Researchers think the surgery could be even more cost-effective in adolescents — not only because they’ll likely experience greater health gains than adults (since they’re young and many of their health problems are more reversible), but also because they’ll be better positioned to contribute to the economy if they’re unencumbered by severe obesity.
People who want surgeries aren’t always able to get them
Again, fewer than 1 percent get a bariatric surgery for weight loss. And researchers and obesity experts think there are several reasons for that.
A lack of understanding about obesity and obesity-related stigma may hold both doctors and patients back from considering surgery. “There’s an attitude that people are at fault for their obesity, that it’s failure or personal responsibility,” said Joe Nadglowski of the Obesity Action Coalition, a membership organization for people with obesity. “Not only is having obesity something you’re stigmatized for, but if you need a medical intervention, there’s a stigma around needing help to deal with it.” So doctors may think patients can exercise their way out of the problem, and patients may feel they should be able to, too.

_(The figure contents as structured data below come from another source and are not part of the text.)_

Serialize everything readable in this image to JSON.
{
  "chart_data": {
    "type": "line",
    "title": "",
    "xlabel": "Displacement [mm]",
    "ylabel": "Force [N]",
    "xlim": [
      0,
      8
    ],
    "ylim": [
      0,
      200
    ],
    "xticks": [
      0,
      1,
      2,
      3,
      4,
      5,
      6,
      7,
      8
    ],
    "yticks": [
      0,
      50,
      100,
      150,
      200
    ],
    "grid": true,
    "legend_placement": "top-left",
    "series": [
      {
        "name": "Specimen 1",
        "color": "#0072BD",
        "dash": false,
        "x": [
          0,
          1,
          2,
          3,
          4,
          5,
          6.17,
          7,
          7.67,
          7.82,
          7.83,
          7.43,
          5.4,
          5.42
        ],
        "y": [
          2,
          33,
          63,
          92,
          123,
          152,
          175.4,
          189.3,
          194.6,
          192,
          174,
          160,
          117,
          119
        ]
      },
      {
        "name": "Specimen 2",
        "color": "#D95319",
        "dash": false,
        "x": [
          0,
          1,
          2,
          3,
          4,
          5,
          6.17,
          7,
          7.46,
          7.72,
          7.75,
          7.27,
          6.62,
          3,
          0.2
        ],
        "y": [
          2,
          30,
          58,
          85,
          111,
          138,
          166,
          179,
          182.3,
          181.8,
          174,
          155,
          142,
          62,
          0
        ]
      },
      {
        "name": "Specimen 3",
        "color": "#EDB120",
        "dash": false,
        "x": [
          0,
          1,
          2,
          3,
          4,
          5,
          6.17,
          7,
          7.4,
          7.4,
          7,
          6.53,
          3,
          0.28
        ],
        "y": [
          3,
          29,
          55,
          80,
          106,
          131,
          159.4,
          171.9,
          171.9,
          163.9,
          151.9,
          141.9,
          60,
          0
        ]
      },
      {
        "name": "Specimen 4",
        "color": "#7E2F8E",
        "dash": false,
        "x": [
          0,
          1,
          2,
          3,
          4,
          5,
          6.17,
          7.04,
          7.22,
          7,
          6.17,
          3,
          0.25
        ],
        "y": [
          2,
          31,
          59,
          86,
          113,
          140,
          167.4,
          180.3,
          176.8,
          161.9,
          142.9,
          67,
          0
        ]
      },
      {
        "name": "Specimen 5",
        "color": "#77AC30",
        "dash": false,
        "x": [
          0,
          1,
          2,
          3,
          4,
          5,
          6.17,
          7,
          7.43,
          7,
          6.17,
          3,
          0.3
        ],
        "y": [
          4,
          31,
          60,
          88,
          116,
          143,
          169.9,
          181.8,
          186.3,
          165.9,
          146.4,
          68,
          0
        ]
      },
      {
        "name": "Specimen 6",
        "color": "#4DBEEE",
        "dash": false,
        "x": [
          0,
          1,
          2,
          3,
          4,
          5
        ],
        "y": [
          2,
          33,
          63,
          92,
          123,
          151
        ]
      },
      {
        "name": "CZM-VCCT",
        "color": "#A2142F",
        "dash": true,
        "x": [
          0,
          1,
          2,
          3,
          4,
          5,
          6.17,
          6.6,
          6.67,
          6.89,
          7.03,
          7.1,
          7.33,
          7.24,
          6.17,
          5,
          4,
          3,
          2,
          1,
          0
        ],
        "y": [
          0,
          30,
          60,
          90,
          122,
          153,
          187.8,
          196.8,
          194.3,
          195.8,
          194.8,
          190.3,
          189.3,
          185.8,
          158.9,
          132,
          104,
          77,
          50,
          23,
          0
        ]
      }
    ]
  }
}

In a seminal 1991 study, researchers asked patients who had lost about 100 pounds after surgery to choose between regaining their weight or maintaining their new body size at the cost of living with another disability. The patients opted for deafness, blindness, heart disease, even losing a limb, instead of returning to their morbid obesity.
Insurance coverage is “all over the place,” Kahan said. Though many providers cover the surgery, copays can be high, and insurers often don’t pay for follow-up operations or plastic surgeries that are needed later. “Even when there is coverage, it’s quasi-coverage,” Kahan added. “Copays can range from hundreds of dollars to over $10,000 in some policies. For some patients, surgeries are exempt from out of pocket maximums.”
Many doctors still don’t know the basic requirements for a bariatric surgery recommendation and may not be referring patients who could benefit from surgery, he added. In a 2007 survey of nearly 500 doctors, 91 percent referred their severely obese patients to exercise, with diet following closely behind. The least-recommended weight loss treatment was bariatric surgery, prescribed for only 15 of the doctors’ morbidly obese patients.
We can’t cut our way out of the obesity epidemic
Almost all the researchers I spoke to for this story said they hoped to one day find a pill that could do for obesity what surgery does. Until then, surgery is the best thing medicine can offer in the treatment of obesity. That doesn’t mean it’s the answer to the obesity epidemic, however.
“The obesity epidemic did not occur because we don’t have enough surgery,” said the National Institutes of Health obesity researcher Kevin Hall. “The obesity epidemic occurred because the food environment has changed remarkably.”
There’s no question that our food environment has increased the opportunities for obesity-related genes and traits to express themselves. Preventing future obesity cases will require making it easier for people to eat healthfully and be more active. But there’s still the problem about what to do for the people who are struggling with severe obesity right now.
“[Surgery] is an incredibly valuable tool right now for treating adults with [severe] obesity,” Hall added, “but we’re not going to cut our way out of the obesity epidemic.”